Abstract: [Background] Reparative dentin formation is induced in response to severe dental damage. This is a biological defense mechanism to regenerate the damaged hard tissue. In this biological process, dental damage induces odontoblast death, after which dental pulp stem cells differentiate into odontoblast-like cells, contributing to generate reparative dentin. However, how damage induces this regenerative process remains unclear. We hypothesized that odontoblast death induces the regeneration of damaged dental tissue.
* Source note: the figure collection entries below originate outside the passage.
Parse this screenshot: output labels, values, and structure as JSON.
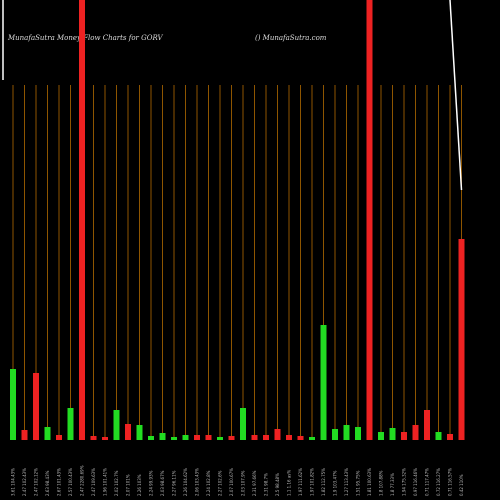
{
  "chart_data": {
    "type": "bar",
    "title": "MunafaSutra  Money Flow  Charts for GORV",
    "subtitle": "() MunafaSutra.com",
    "categories": [
      "3.61 104.43%",
      "2.47 102.43%",
      "2.47 102.12%",
      "2.63 98.43%",
      "2.67 101.43%",
      "2.57 100.43%",
      "2.47 2280.69%",
      "2.47 109.63%",
      "1.96 101.41%",
      "2.02 102.7%",
      "2.07 101%",
      "2.26 103%",
      "2.24 99.93%",
      "2.03 98.67%",
      "2.27 96.11%",
      "2.26 104.62%",
      "2.06 103.43%",
      "2.24 102.8%",
      "2.27 102.6%",
      "2.07 100.67%",
      "2.03 107.9%",
      "2.31 97.66%",
      "2.31 98.7%",
      "2.5 98.48%",
      "1.1 1.16 as%",
      "1.97 111.62%",
      "1.97 101.82%",
      "1.82 112.75%",
      "1.9 103.47%",
      "1.27 113.43%",
      "1.51 95.75%",
      "1.81 100.63%",
      "1.8 107.88%",
      "1.8 77.33%",
      "1.94 175.32%",
      "0.97 116.46%",
      "0.71 117.47%",
      "0.72 116.27%",
      "0.71 116.57%",
      "0.42 110%"
    ],
    "values": [
      71,
      10,
      67,
      13,
      5,
      32,
      440,
      4,
      3,
      30,
      16,
      15,
      4,
      7,
      3,
      5,
      5,
      5,
      3,
      4,
      32,
      5,
      5,
      11,
      5,
      4,
      3,
      115,
      11,
      15,
      13,
      440,
      8,
      12,
      8,
      15,
      30,
      8,
      6,
      201
    ],
    "colors": [
      "#22dd22",
      "#ee2222",
      "#ee2222",
      "#22dd22",
      "#ee2222",
      "#22dd22",
      "#ee2222",
      "#ee2222",
      "#ee2222",
      "#22dd22",
      "#ee2222",
      "#22dd22",
      "#22dd22",
      "#22dd22",
      "#22dd22",
      "#22dd22",
      "#ee2222",
      "#ee2222",
      "#22dd22",
      "#ee2222",
      "#22dd22",
      "#ee2222",
      "#ee2222",
      "#ee2222",
      "#ee2222",
      "#ee2222",
      "#22dd22",
      "#22dd22",
      "#22dd22",
      "#22dd22",
      "#22dd22",
      "#ee2222",
      "#22dd22",
      "#22dd22",
      "#ee2222",
      "#ee2222",
      "#ee2222",
      "#22dd22",
      "#ee2222",
      "#ee2222"
    ],
    "line": {
      "color": "#ffffff",
      "values": [
        null,
        null,
        null,
        null,
        null,
        null,
        null,
        null,
        null,
        null,
        null,
        null,
        null,
        null,
        null,
        null,
        null,
        null,
        null,
        null,
        null,
        null,
        null,
        null,
        null,
        null,
        null,
        null,
        null,
        null,
        null,
        null,
        null,
        null,
        null,
        null,
        null,
        null,
        440,
        250
      ]
    },
    "grid_color": "#b36b00",
    "ylim": [
      0,
      440
    ]
  }
}
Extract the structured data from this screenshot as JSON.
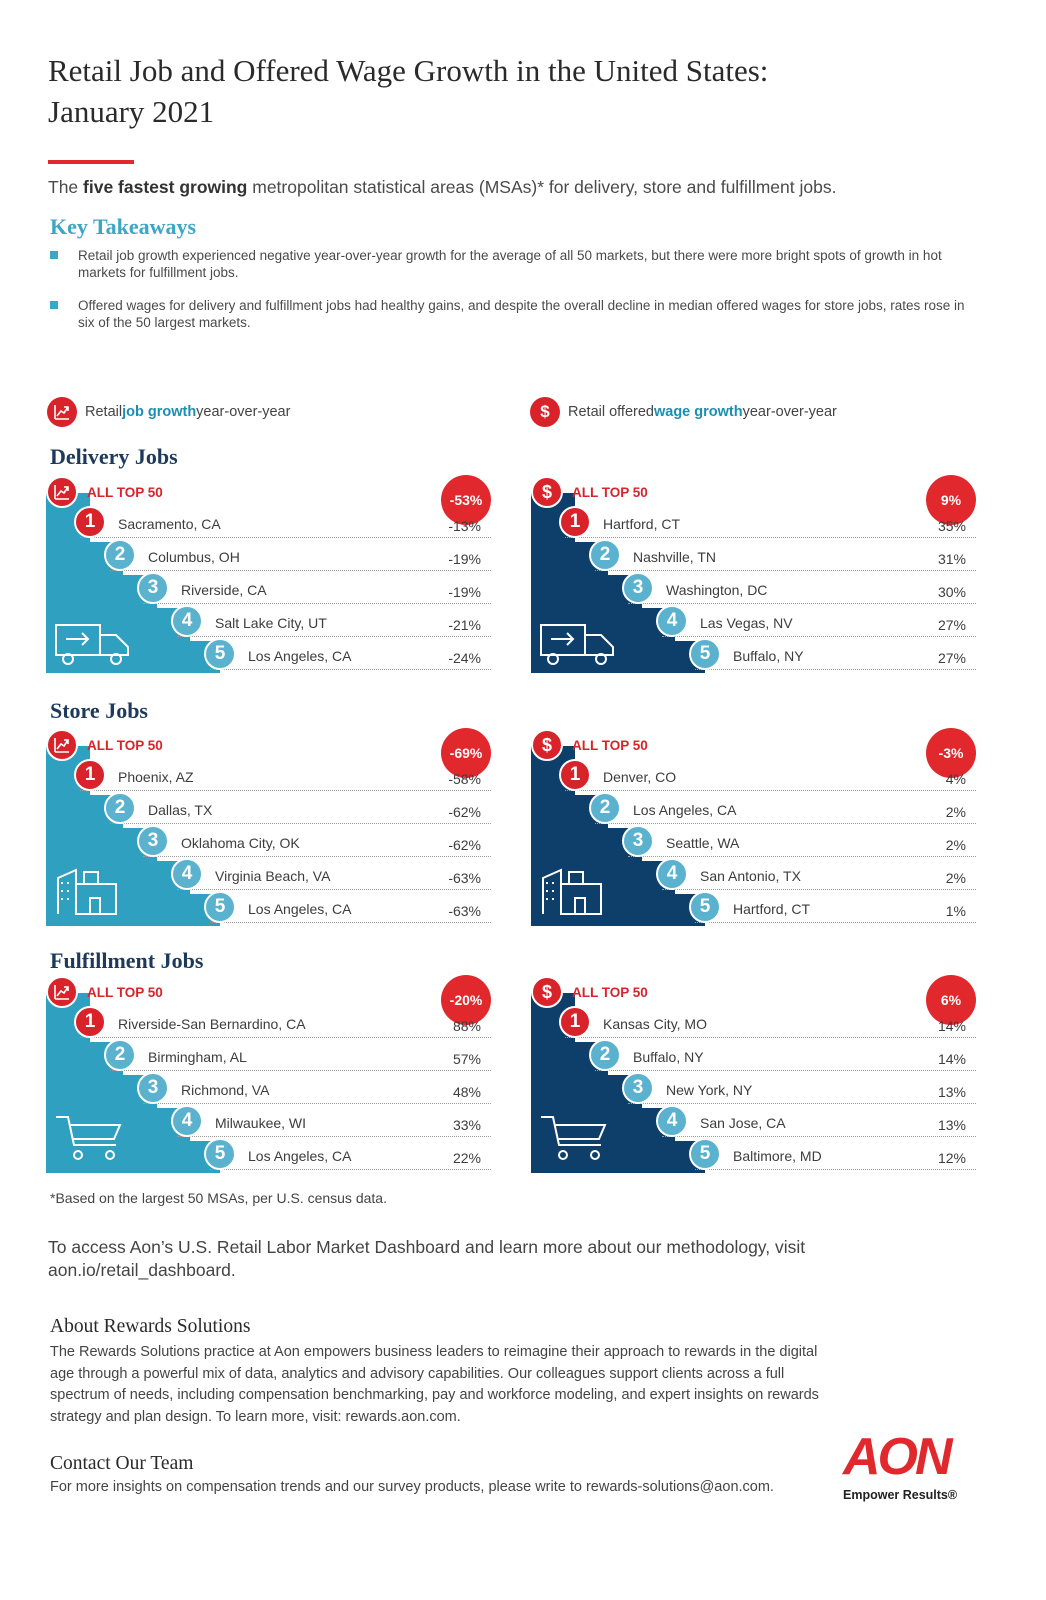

In this study, we examined the effects of odontoblastic depletion on dentinogenesis activation using a Cre/LoxP-based strategy. [Methods] (1) To induce cell death specifically in odontoblasts using a Cre/LoxP-based strategy, we confirmed the odontoblast-specific expression of green fluorescent protein (GFP) in type I collagen α [(Col1 (2.3)]-GFP mice, in which GFP is expressed under the control of a 2.3-kb fragment of the Col1 promoter. (2) Col1 (2.3)-Cre; ROSA26-loxP-stop-loxP-diphteria toxin (DT) receptor (DTR); Col1(2.3)-GFP mice were generated and administered DT for 1 week to deplete odontoblasts, and the regeneration of odontoblasts and reparative dentin formation were then analyzed. [Results] (1) The expression of Col1 (2.3) promoter-inducible GFP was only detected in odontoblasts in the maxillary first molar, confirming that Col1 (2.3)-Cre was specifically expressed in odontoblasts. (2) Odontoblasts were markedly depleted in maxillary first molars after DT treatment. (3) Depleted odontoblasts significantly recovered in a time-dependent manner. (4) Regenerative odontoblast-like cells generated reparative dentin. [Conclusion] Dentin formation increased in response to odontoblastic cell death in a genetically modified mouse model. This suggests that there is a dental pulp niche environment regulated by odontoblastic cell death and that this regulatory network is essential for the activation of reparative dentin formation.